Problem/Question/Abstract:

I am looking for some code to draw a filled circle on a bitmap or change colors of pixels within a circle on it, using Bitmap.Scanline. Any suggestions or ideas on how to do this, the edges need to be perfect and it has to be fast.

Perfect edges mean you will have to work with an alpha channel and do anti-aliasing. This means, that you either have to use a 32-bit bitmap (see e.g. Graphics32) or you have to first draw the background image in the bitmap and directly blend it when rendering the circle. Next question: do you want to use integer precision or floating point precision for the circle properties like center point and diameter? If you use integer, you only have to draw 1/8 of the circle and the rest can be copied/mirrored/flipped around. Assuming floating point, and a grayscale bitmap, here's an approach:

CX, CY: center of circle (single)
F: feather size (the number of pixels used as blend area, usually 1 pix) (single)

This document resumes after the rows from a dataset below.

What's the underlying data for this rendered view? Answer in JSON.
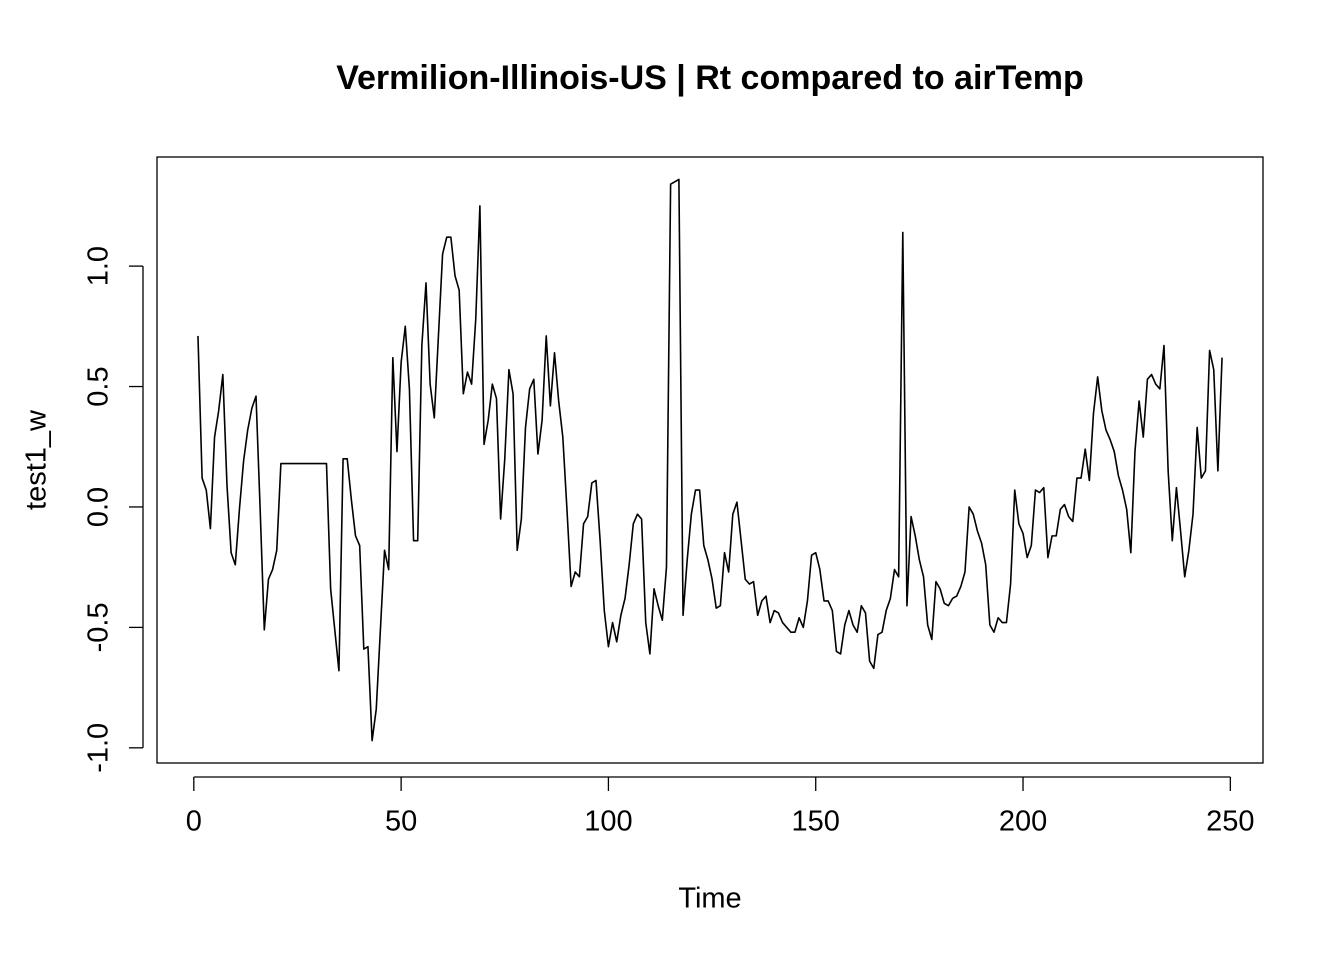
{
  "chart_data": {
    "type": "line",
    "title": "Vermilion-Illinois-US | Rt compared to airTemp",
    "xlabel": "Time",
    "ylabel": "test1_w",
    "color": "#000000",
    "xlim": [
      -8.88,
      257.88
    ],
    "ylim": [
      -1.063,
      1.453
    ],
    "xticks": [
      0,
      50,
      100,
      150,
      200,
      250
    ],
    "yticks": [
      {
        "value": -1,
        "label": "-1.0"
      },
      -0.5,
      {
        "value": 0,
        "label": "0.0"
      },
      0.5,
      {
        "value": 1,
        "label": "1.0"
      }
    ],
    "x": [
      1,
      2,
      3,
      4,
      5,
      6,
      7,
      8,
      9,
      10,
      11,
      12,
      13,
      14,
      15,
      16,
      17,
      18,
      19,
      20,
      21,
      22,
      23,
      24,
      25,
      26,
      27,
      28,
      29,
      30,
      31,
      32,
      33,
      34,
      35,
      36,
      37,
      38,
      39,
      40,
      41,
      42,
      43,
      44,
      45,
      46,
      47,
      48,
      49,
      50,
      51,
      52,
      53,
      54,
      55,
      56,
      57,
      58,
      59,
      60,
      61,
      62,
      63,
      64,
      65,
      66,
      67,
      68,
      69,
      70,
      71,
      72,
      73,
      74,
      75,
      76,
      77,
      78,
      79,
      80,
      81,
      82,
      83,
      84,
      85,
      86,
      87,
      88,
      89,
      90,
      91,
      92,
      93,
      94,
      95,
      96,
      97,
      98,
      99,
      100,
      101,
      102,
      103,
      104,
      105,
      106,
      107,
      108,
      109,
      110,
      111,
      112,
      113,
      114,
      115,
      116,
      117,
      118,
      119,
      120,
      121,
      122,
      123,
      124,
      125,
      126,
      127,
      128,
      129,
      130,
      131,
      132,
      133,
      134,
      135,
      136,
      137,
      138,
      139,
      140,
      141,
      142,
      143,
      144,
      145,
      146,
      147,
      148,
      149,
      150,
      151,
      152,
      153,
      154,
      155,
      156,
      157,
      158,
      159,
      160,
      161,
      162,
      163,
      164,
      165,
      166,
      167,
      168,
      169,
      170,
      171,
      172,
      173,
      174,
      175,
      176,
      177,
      178,
      179,
      180,
      181,
      182,
      183,
      184,
      185,
      186,
      187,
      188,
      189,
      190,
      191,
      192,
      193,
      194,
      195,
      196,
      197,
      198,
      199,
      200,
      201,
      202,
      203,
      204,
      205,
      206,
      207,
      208,
      209,
      210,
      211,
      212,
      213,
      214,
      215,
      216,
      217,
      218,
      219,
      220,
      221,
      222,
      223,
      224,
      225,
      226,
      227,
      228,
      229,
      230,
      231,
      232,
      233,
      234,
      235,
      236,
      237,
      238,
      239,
      240,
      241,
      242,
      243,
      244,
      245,
      246,
      247,
      248
    ],
    "values": [
      0.71,
      0.12,
      0.07,
      -0.09,
      0.29,
      0.4,
      0.55,
      0.09,
      -0.19,
      -0.24,
      -0.01,
      0.19,
      0.32,
      0.41,
      0.46,
      -0.01,
      -0.51,
      -0.3,
      -0.26,
      -0.18,
      0.18,
      0.18,
      0.18,
      0.18,
      0.18,
      0.18,
      0.18,
      0.18,
      0.18,
      0.18,
      0.18,
      0.18,
      -0.34,
      -0.51,
      -0.68,
      0.2,
      0.2,
      0.03,
      -0.12,
      -0.16,
      -0.59,
      -0.58,
      -0.97,
      -0.84,
      -0.51,
      -0.18,
      -0.26,
      0.62,
      0.23,
      0.6,
      0.75,
      0.49,
      -0.14,
      -0.14,
      0.67,
      0.93,
      0.51,
      0.37,
      0.71,
      1.05,
      1.12,
      1.12,
      0.96,
      0.9,
      0.47,
      0.56,
      0.51,
      0.78,
      1.25,
      0.26,
      0.36,
      0.51,
      0.45,
      -0.05,
      0.2,
      0.57,
      0.47,
      -0.18,
      -0.05,
      0.33,
      0.49,
      0.53,
      0.22,
      0.36,
      0.71,
      0.42,
      0.64,
      0.44,
      0.29,
      -0.01,
      -0.33,
      -0.27,
      -0.29,
      -0.07,
      -0.04,
      0.1,
      0.11,
      -0.14,
      -0.43,
      -0.58,
      -0.48,
      -0.56,
      -0.45,
      -0.38,
      -0.24,
      -0.07,
      -0.03,
      -0.05,
      -0.48,
      -0.61,
      -0.34,
      -0.41,
      -0.47,
      -0.25,
      1.34,
      1.35,
      1.36,
      -0.45,
      -0.22,
      -0.03,
      0.07,
      0.07,
      -0.16,
      -0.22,
      -0.3,
      -0.42,
      -0.41,
      -0.19,
      -0.27,
      -0.03,
      0.02,
      -0.14,
      -0.3,
      -0.32,
      -0.31,
      -0.45,
      -0.39,
      -0.37,
      -0.48,
      -0.43,
      -0.44,
      -0.48,
      -0.5,
      -0.52,
      -0.52,
      -0.46,
      -0.5,
      -0.39,
      -0.2,
      -0.19,
      -0.26,
      -0.39,
      -0.39,
      -0.43,
      -0.6,
      -0.61,
      -0.49,
      -0.43,
      -0.49,
      -0.52,
      -0.41,
      -0.44,
      -0.64,
      -0.67,
      -0.53,
      -0.52,
      -0.43,
      -0.38,
      -0.26,
      -0.29,
      1.14,
      -0.41,
      -0.04,
      -0.12,
      -0.22,
      -0.29,
      -0.49,
      -0.55,
      -0.31,
      -0.34,
      -0.4,
      -0.41,
      -0.38,
      -0.37,
      -0.33,
      -0.27,
      0.0,
      -0.03,
      -0.1,
      -0.15,
      -0.24,
      -0.49,
      -0.52,
      -0.46,
      -0.48,
      -0.48,
      -0.32,
      0.07,
      -0.07,
      -0.11,
      -0.21,
      -0.16,
      0.07,
      0.06,
      0.08,
      -0.21,
      -0.12,
      -0.12,
      -0.01,
      0.01,
      -0.04,
      -0.06,
      0.12,
      0.12,
      0.24,
      0.11,
      0.39,
      0.54,
      0.4,
      0.32,
      0.28,
      0.23,
      0.13,
      0.07,
      -0.01,
      -0.19,
      0.23,
      0.44,
      0.29,
      0.53,
      0.55,
      0.51,
      0.49,
      0.67,
      0.15,
      -0.14,
      0.08,
      -0.1,
      -0.29,
      -0.18,
      -0.03,
      0.33,
      0.12,
      0.15,
      0.65,
      0.57,
      0.15,
      0.62
    ]
  }
}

Determine bounds in Y (integers):
LX := floor(CX - R - F * 0.5);
RX := ceil(CX + R + F * 0.5);
LY := floor(CY - R - F * 0.5);
RY := ceil(CY + R + F * 0.5);

RPF2 = sqr(R + F/2);
RMF2 = sqr(R - F/2);

{ ... }
var
P: PByteArray
sqdist: single;
{ ... }
{Loop through Y values}
{for y := LY to RY do begin -> not very safe}
for y := max(LY, 0) to Min(RY, Bitmap.Height - 1) do
P := Bitmap.Scanline[y];
{Loop through X values}
for x := Max(LX, 0) to Min(RX, Bitmap.Width - 1) do
begin
{Determine squared distance from center for this pixel}
sqdist := sqr(y - CY) + sqr(x - CX); {Or use hypot() function}
{Inside outer circle?}
if sqdist < RPF2 then
begin
{Inside inner circle?}
if sqdist < RMF1 then
{Inside the inner circle.. just give the scanline the new color}
P[x] := 255
else
begin
{We are inbetween the inner and outer bound, now mix the color}
Fact := Max(0, Min(255, round(((R - sqrt(sqdist)) * 2 / F) * 128 + 128)));
P[x] := (255 - Fact) * P[x] + Fact;
end;
end;
{ ... }

This algorithm is optimized a bit but could be made faster probably. Untested!